There were detractors who maintained that she was
a thirty-year-old midget with a shaved head and a wig . . .
(The Child Stars)
They laughed at me when I was a kid and later, too, in every half-assed
town, after the last applause, when I hung around the cigar stores
along the empty streets. “How’s the weather down there, Shorty?”
they’d say, and other witty things, till Darryl F. Zanuck saw me
at Gloomer’s Weehawken Vaudeville & Burlesque, and got his terrific idea.
He put me in that curly wig and a dress with popcorn sleeves
and petticoats. The talent and pizzazz I had already and, being a midget,
my voice was naturally high. I worked a few trips and stiff-leggedness
into the dancing. An old shoemaker made my special maryjanes
with tiny taps and bows, wrapped in pink tissue with tender care.
Neither at my mother’s breast, nor between Lily Birnbaum’s knees
when a lad, did I ever imagine glory in tap shoes and hair ribbons
and little cotton bloomers edged with ruffles. Craftily we kept
to a limited range—an orphan’s search for a warm bosom to lean against,
a song, a dance, a little tear sliding down to a winning smile.
True, there were problems.
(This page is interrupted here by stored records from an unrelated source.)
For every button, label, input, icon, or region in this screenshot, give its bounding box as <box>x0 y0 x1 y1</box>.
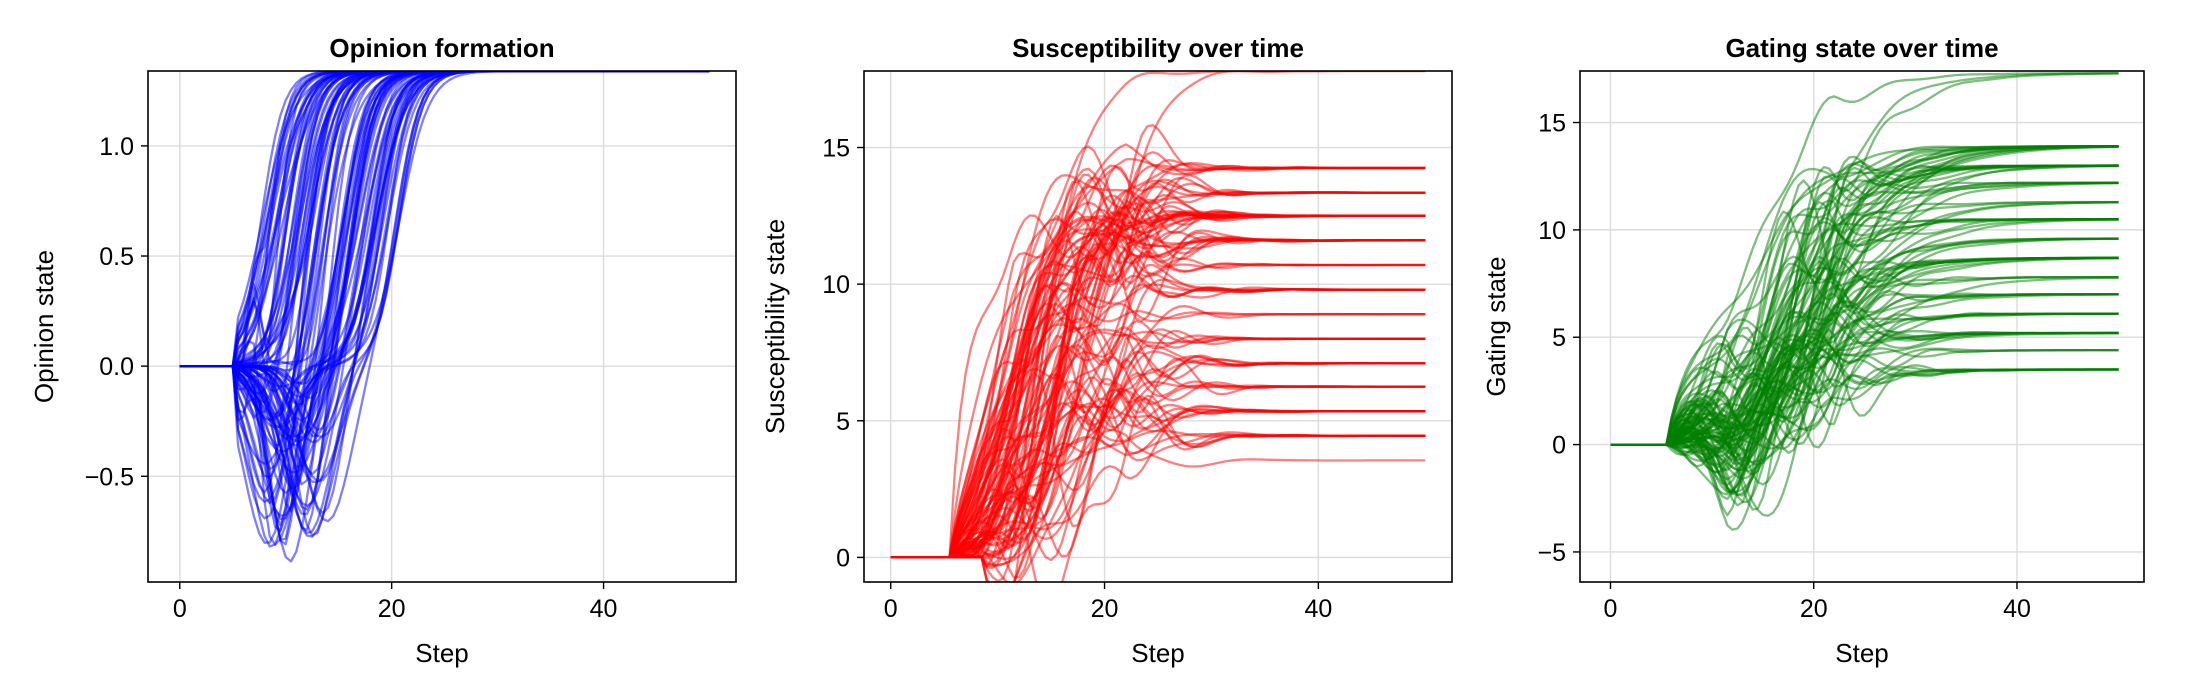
susceptibility-title: Susceptibility over time <box>1012 33 1304 63</box>
y-tick-label: 0 <box>836 544 850 572</box>
gating-plot-area <box>1610 72 2119 531</box>
opinion-series-line <box>179 71 710 368</box>
x-tick-label: 40 <box>590 595 618 623</box>
opinion-title: Opinion formation <box>329 33 554 63</box>
opinion-series-line <box>179 71 710 368</box>
x-tick-label: 0 <box>884 595 898 623</box>
opinion-series-line <box>179 71 710 379</box>
opinion-series-line <box>179 71 710 368</box>
y-tick-label: 10 <box>1538 217 1566 245</box>
opinion-series-line <box>179 71 710 521</box>
gating-series-line <box>1610 256 2119 456</box>
opinion-plot-frame <box>147 70 737 583</box>
gating-series-line <box>1610 178 2119 446</box>
opinion-series-line <box>179 71 710 370</box>
susceptibility-ticks: 0 20 40 0 5 10 15 <box>822 135 1332 623</box>
gating-series-line <box>1610 367 2119 458</box>
susceptibility-y-axis-label: Susceptibility state <box>760 219 790 434</box>
opinion-series-line <box>179 71 710 391</box>
susceptibility-x-axis-label: Step <box>1131 638 1185 668</box>
gating-series-line <box>1610 237 2119 462</box>
opinion-series-line <box>179 71 710 438</box>
x-tick-label: 20 <box>1800 595 1828 623</box>
opinion-series-line <box>179 71 710 368</box>
opinion-series-line <box>179 71 710 368</box>
x-tick-label: 0 <box>173 595 187 623</box>
y-tick-label: −0.5 <box>85 463 134 491</box>
opinion-plot-area <box>179 71 710 563</box>
y-tick-label: 0.5 <box>99 243 134 271</box>
x-tick-label: 20 <box>1091 595 1119 623</box>
opinion-series-line <box>179 71 710 368</box>
gating-series-line <box>1610 182 2119 446</box>
opinion-series-line <box>179 71 710 484</box>
opinion-series-line <box>179 71 710 527</box>
y-tick-label: 15 <box>822 135 850 163</box>
opinion-series-line <box>179 71 710 368</box>
gating-series-line <box>1610 237 2119 481</box>
susceptibility-series-line <box>890 71 1426 559</box>
opinion-y-axis-label: Opinion state <box>29 250 59 403</box>
y-tick-label: 1.0 <box>99 133 134 161</box>
opinion-series-line <box>179 71 710 368</box>
gating-x-axis-label: Step <box>1835 638 1889 668</box>
opinion-series-line <box>179 71 710 368</box>
x-tick-label: 20 <box>378 595 406 623</box>
opinion-series-line <box>179 71 710 490</box>
y-tick-label: 5 <box>1552 324 1566 352</box>
opinion-series-line <box>179 71 710 368</box>
gating-plot-frame <box>1579 70 2145 583</box>
susceptibility-series-line <box>890 214 1426 559</box>
y-tick-label: 0 <box>1552 432 1566 460</box>
opinion-chart: 0 20 40 −0.5 0.0 0.5 1.0 Opinion formation Ste… <box>29 33 737 668</box>
x-tick-label: 0 <box>1604 595 1618 623</box>
susceptibility-plot-area <box>890 71 1426 582</box>
x-tick-label: 40 <box>1304 595 1332 623</box>
gating-series-line <box>1610 293 2119 493</box>
susceptibility-series-line <box>890 236 1426 559</box>
opinion-series-line <box>179 71 710 404</box>
opinion-x-axis-label: Step <box>415 638 469 668</box>
gating-ticks: 0 20 40 −5 0 5 10 15 <box>1537 110 2030 623</box>
y-tick-label: 15 <box>1538 110 1566 138</box>
opinion-series-line <box>179 71 710 544</box>
gating-title: Gating state over time <box>1725 33 1998 63</box>
susceptibility-grid <box>864 71 1452 582</box>
susceptibility-series-line <box>890 162 1426 559</box>
susceptibility-chart: 0 20 40 0 5 10 15 Susceptibility over time Ste… <box>760 33 1453 668</box>
susceptibility-series-line <box>890 408 1426 582</box>
y-tick-label: 5 <box>836 408 850 436</box>
y-tick-label: 10 <box>822 271 850 299</box>
opinion-series-line <box>179 71 710 505</box>
gating-chart: 0 20 40 −5 0 5 10 15 Gating state over time Ste… <box>1481 33 2145 668</box>
opinion-series-line <box>179 71 710 368</box>
y-tick-label: −5 <box>1537 539 1566 567</box>
opinion-ticks: 0 20 40 −0.5 0.0 0.5 1.0 <box>85 133 618 623</box>
susceptibility-series-line <box>890 380 1426 559</box>
gating-series-line <box>1610 199 2119 446</box>
gating-series-line <box>1610 200 2119 446</box>
gating-series-line <box>1610 145 2119 446</box>
opinion-series-line <box>179 71 710 368</box>
susceptibility-series-line <box>890 334 1426 559</box>
x-tick-label: 40 <box>2003 595 2031 623</box>
gating-y-axis-label: Gating state <box>1481 256 1511 396</box>
susceptibility-series-line <box>890 274 1426 559</box>
opinion-series-line <box>179 71 710 421</box>
gating-series-line <box>1610 201 2119 446</box>
gating-series-line <box>1610 72 2119 446</box>
susceptibility-plot-frame <box>863 70 1453 583</box>
y-tick-label: 0.0 <box>99 353 134 381</box>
My special yen was for six-foot-tall blondes,
but how would that look in Modern Screen? Cigars were naturally verboten
till I locked myself in at night. You ever wonder why she grew up
so awkward, and never had a hit? That wasn’t me—I couldn’t grow—
it was someone from Central Casting, sworn to secrecy and promised a career.
And so I retired, a respected figure around Palm Springs, with many
bizarre reputed histories. To some I was a former Mafioso, having shot
upward through the guts, to others I rigged the undersides of roulette wheels.
But through my heyday and waning days as well, not a soul has ever figured me out
as the half-pint bundle of sunbeams who made the Depression bright.